Começa HOJE, dia 4 de agosto de 2026, a quinta reunião do Comitê de Política Monetária (Copom) do Banco Central (BC). Durante dois dias, os membros do comitê discutirão o cenário econômico nacional e internacional, com a expectativa de que a decisão sobre a Taxa Selic seja anunciada no dia 5 de agosto.
O Copom se reúne a cada 45 dias, e no primeiro dia do encontro são realizadas apresentações técnicas que abordam a evolução e as perspectivas das economias brasileira e global, além de uma análise do comportamento do mercado financeiro.
No segundo dia, os integrantes do comitê analisam os cenários discutidos e definem o nível da taxa básica de juros (Selic).
A quinta reunião do comitê ocorre um dia após o mercado financeiro ter reduzido de 14% para 13,75% as expectativas da Selic para 2026, conforme o Boletim Focus divulgado na segunda-feira, dia 3.
Esta é a primeira vez desde março que o mercado revisa para baixo as expectativas para a taxa básica de juros. Em reuniões anteriores, o Copom chegou a sinalizar a possibilidade de um corte na Taxa Selic. Entretanto, o conflito entre Estados Unidos e Irã gerou incertezas, principalmente em relação a alguns preços, como os combustíveis, o que levou o comitê a adotar uma postura mais cautelosa nas decisões.
Atualmente, a Selic está fixada em 14,25% ao ano, o menor nível de 2026, após três reduções consecutivas de 0,25 ponto percentual realizadas pelo Copom nas reuniões de março, abril e junho.
A expectativa de inflação para 2026 também apresentou melhorias no Brasil, segundo o mais recente Boletim Focus. Pela quinta semana consecutiva, os analistas consultados pelo BC para a elaboração do documento reduziram a projeção para o Índice Nacional de Preços ao Consumidor Amplo (IPCA), a inflação oficial do país, passando de 5,12% para 5,03%.
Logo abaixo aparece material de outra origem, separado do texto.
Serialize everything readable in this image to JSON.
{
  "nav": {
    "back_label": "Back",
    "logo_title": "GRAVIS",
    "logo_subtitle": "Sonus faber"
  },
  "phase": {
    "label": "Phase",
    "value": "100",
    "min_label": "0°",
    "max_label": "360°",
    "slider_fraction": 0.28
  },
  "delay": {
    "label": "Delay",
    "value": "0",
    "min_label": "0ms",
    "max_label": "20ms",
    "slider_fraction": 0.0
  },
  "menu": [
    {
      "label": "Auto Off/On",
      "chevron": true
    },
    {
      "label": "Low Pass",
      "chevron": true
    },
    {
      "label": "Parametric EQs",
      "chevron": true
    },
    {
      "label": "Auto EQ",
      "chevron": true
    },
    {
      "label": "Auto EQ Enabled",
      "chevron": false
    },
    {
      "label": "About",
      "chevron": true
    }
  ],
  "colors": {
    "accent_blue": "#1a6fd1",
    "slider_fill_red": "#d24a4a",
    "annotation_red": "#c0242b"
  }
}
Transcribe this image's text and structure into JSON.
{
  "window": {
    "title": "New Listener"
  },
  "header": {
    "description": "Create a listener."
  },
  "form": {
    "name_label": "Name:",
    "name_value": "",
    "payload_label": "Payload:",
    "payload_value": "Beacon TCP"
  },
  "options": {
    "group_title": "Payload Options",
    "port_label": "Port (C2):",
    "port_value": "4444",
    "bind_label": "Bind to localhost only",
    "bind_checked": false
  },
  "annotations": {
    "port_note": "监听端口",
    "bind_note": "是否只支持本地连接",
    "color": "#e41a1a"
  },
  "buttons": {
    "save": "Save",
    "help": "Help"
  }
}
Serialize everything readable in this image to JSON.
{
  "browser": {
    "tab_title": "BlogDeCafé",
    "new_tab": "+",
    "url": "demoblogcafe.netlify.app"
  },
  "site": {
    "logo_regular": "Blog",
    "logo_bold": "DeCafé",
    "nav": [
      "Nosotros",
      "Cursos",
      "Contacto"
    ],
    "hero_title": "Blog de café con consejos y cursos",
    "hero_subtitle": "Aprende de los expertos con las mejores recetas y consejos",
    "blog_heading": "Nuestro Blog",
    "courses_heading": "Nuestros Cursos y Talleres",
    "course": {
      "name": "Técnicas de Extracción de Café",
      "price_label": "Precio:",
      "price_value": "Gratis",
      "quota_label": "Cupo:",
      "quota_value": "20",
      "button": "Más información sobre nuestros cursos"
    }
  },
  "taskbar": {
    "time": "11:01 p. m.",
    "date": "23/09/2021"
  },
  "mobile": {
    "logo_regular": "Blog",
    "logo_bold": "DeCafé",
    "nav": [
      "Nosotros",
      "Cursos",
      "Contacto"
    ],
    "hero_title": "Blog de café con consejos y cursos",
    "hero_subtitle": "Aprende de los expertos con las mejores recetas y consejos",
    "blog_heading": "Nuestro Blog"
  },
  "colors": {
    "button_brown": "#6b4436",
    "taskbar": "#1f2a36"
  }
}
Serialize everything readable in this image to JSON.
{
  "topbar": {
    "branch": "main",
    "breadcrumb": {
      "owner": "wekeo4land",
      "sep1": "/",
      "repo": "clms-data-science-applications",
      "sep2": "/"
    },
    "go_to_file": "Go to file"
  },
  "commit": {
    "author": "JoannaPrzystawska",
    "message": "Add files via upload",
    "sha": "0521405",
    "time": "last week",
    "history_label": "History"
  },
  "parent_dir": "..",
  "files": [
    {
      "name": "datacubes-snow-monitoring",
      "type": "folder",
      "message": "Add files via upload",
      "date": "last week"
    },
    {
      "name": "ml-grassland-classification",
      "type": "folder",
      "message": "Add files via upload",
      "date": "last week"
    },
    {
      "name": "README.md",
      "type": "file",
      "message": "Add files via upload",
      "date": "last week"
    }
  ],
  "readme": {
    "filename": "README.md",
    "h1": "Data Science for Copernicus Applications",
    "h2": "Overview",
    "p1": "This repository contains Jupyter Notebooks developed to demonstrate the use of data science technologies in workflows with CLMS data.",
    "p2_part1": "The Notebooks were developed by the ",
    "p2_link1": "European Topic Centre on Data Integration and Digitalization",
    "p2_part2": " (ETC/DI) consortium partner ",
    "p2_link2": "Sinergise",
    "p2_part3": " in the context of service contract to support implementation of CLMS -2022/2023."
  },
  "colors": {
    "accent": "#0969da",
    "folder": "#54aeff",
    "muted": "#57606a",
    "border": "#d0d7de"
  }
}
Apesar da melhora, a projeção continua acima do teto da meta de inflação perseguida pelo Banco Central, que é de 3%, com um intervalo de tolerância de 1,5 ponto percentual para cima ou para baixo, estabelecendo um limite superior de 4,5%.
A taxa básica de juros é um importante instrumento utilizado pelo Banco Central para manter a inflação sob controle. Quando o Copom aumenta a taxa, a intenção é conter a demanda aquecida, já que juros mais altos encarecem o crédito e estimulam a poupança, reduzindo as pressões sobre os preços. Por outro lado, taxas elevadas podem dificultar a expansão da economia.
Além da Selic, os bancos também consideram outros fatores, como risco de inadimplência, custos administrativos e margem de lucro ao definir os juros cobrados dos consumidores. A redução da Selic, por sua vez, tende a tornar o crédito mais barato, favorecendo o consumo e impulsionando investimentos que estimulam a atividade econômica.